アメと珈琲

冬白海月

第1話 はじまりと珈琲


雨が降る夜は、特にコーヒーを飲みたくなる。




数年前に付き合っていた彼は、コーヒーが苦手だった。

いつもドロップ缶のアメを口に入れているような、そんな人。

対照的に、私はインスタントコーヒーが好きで、甘ったるいアメは嫌いだった。



ある晴れた日、彼がドロップ缶から白色のアメを1つ取り出して、私に渡した。


「これ何味?」

「ハッカあじ。甘くないよ」


そう言われ、アメを口にほうり込むと、すぐにペパーミントの清涼感が口の中を支配した。

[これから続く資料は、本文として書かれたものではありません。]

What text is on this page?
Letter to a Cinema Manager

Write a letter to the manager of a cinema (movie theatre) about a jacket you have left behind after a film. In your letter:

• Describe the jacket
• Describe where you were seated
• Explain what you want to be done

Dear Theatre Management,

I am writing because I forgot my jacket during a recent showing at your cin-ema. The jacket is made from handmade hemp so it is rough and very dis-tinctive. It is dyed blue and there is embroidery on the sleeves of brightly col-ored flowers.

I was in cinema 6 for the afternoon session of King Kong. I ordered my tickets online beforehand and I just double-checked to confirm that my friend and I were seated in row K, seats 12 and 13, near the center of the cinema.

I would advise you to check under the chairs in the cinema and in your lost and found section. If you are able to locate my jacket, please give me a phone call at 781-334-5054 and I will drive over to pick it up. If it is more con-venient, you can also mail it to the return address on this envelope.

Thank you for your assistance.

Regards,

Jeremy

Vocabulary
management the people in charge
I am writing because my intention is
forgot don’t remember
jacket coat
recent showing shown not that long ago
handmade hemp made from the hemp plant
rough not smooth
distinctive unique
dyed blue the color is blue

確かに甘くはない。けれど、あまりおいしいとは言えなかった。


「ハッカ、あんまりおいしくないね…」

「ん、俺も嫌い。だからハッカだけ誰かにあげる」

なんだそれ。

「たまには自分で食べなよ」なんて思いながら、その言葉は口にせず、ただ口元をゆるめて笑った。




その次の日は大雨だった。

彼とカフェで雨宿りをした。

店内ではB G Mがうるさいくらいになっていて、私たちの他にお客さんは誰もいなかった。


「…寒いね」

「……ホットコーヒーでも飲んだら?」


嫌いだとわかっていて言った。

彼は飲まないと思ったのに、それを飲むと言った。


ここのコーヒーは深煎りなので、苦味が強い。

恐らく彼は苦手なはずだ。


どうしたのだろうかと思っていると、彼は頼んだコーヒーをひとくち飲んで、こう言った。


「…やっぱり、嫌いだ」


そういうと、彼は鞄からすぐさまドロップ缶を取り出して口にほうり、残りのコーヒーを全て私に差し出した。


「あげる、飲めない…」


私だって自分のコーヒーを頼んだのに。

持ってきた文庫本を読み切るまでにコーヒーを二杯も飲めるのだろうか。

私は冷えたコーヒーが嫌いだ。


ちらりと彼の方をうかがうと、黙って店の外を眺めていた。

ほおづえをついて眠たそうな目で、ただ通りを過ぎ去る雨と人の流れを見つめていた。

私は再び文庫本に目を落とし、物語の結末で赤い果実をほおばった。